Brian Boucher is back!

Brian Boucher made 23 saves v. Devils in G1

Brian Boucher made 23 saves v. Devils in G1

I absolutely LOVEĀ  a good comeback story! It’s one of the reasons sports is eternally engaging. And I’m not talking about a Guy-Lafleur-still-smokin’-two- packs-a-day kind of comeback. That was ridiculous. We all should have been able to remember “The Flower” as nothing but a Montreal Canadiens’ superstar. Bad, Guy. Bad.

This year’s Stanley Cup Playoffs features one of the NHL’s best comeback stories in a while.
When Philadelphia Flyers’ netminder Brian Boucher defeated Martin Brodeur’s New Jersey Devils on Wednesday night, it marked Boucher’s first Stanley Cup Playoff win in ten years.
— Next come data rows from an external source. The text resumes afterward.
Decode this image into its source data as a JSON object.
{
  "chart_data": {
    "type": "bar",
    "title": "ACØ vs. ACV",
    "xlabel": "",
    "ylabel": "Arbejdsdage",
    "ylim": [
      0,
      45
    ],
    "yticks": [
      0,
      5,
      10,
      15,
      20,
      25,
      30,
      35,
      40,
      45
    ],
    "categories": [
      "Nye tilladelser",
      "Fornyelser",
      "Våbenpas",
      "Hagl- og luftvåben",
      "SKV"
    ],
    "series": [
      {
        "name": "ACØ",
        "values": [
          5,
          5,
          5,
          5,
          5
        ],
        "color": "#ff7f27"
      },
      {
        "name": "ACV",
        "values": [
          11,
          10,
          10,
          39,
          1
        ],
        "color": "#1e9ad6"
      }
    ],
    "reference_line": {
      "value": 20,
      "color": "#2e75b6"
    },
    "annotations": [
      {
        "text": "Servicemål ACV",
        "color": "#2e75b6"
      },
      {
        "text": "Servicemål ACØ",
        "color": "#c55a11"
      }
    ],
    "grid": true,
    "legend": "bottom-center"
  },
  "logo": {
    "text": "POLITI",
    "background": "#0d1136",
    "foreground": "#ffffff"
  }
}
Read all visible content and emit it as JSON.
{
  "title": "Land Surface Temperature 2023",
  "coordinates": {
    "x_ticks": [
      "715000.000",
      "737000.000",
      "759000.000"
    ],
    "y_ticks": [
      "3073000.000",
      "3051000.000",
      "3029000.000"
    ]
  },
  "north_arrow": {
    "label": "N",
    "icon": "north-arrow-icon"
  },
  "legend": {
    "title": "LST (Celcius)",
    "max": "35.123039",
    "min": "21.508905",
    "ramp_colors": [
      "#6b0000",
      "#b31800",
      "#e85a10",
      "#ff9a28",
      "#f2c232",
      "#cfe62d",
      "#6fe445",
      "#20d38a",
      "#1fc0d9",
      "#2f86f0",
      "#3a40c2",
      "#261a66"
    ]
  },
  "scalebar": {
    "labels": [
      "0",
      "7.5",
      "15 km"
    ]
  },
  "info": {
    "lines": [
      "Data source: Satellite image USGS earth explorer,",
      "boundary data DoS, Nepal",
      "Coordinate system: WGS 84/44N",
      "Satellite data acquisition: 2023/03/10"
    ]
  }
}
Bill Clinton was President of the United States. On May 20, 2000, Boucher’s Philadelphia Flyers defeated Martin Brodeur’s New Jersey Devils, 3-1. Wow…it’s the lost decade. At that point in their Eastern Conference Final, the Devils came back to win three in a row and advance to the Stanley Cup Final, where New Jersey would defeat the Dallas Stars (thanks to Jason Arnott’s G6 overtime winner).

That season was Brian Boucher’s first as an NHLer, and he was named to the league’s All-Rookie Team. But, after three seasons in Philly, the Woonsocket, Rhode Island native was shipped to the Phoenix Coyotes. In Phoenix, he actually broke the NHL’s modern-day, shutout streak record – 332 minutes and one second – encompassing five straight shutouts. But those Phoenix teams stunk. No playoffs for Boucher. Then he was shipped to Calgary, Chicago, Columbus and San Jose before signing with the Flyers on July 1, 2009.

Boucher only began the playoffs in the Flyers’ net because of injuries to both Ray Emery (hip) and Michael Leighton (ankle). Boucher had been the Flyers’ first-round draft choice from the Tri-City Americans in 1995. His career is definitely not ending with the promise with which it started. Ten years between playoff wins got me thinking…has any other netminder done that? Gone ten years between playoff victories?

I started digging…I could only fine one. One – in the history of the NHL. That would be Sean Burke. In 1988, Burke won nine Stanley Cup games for Jim Schoenfeld’s “Have-another-doughnut-you-fat-pig” Devils. Then, not until 1998, did Burke win another in the playoffs. It was for the Flyers.

So, clearly, I’m cheering for Brian Boucher to succeed. He’s gone ten years between winning games that mattered. Keep ‘er going, Brian.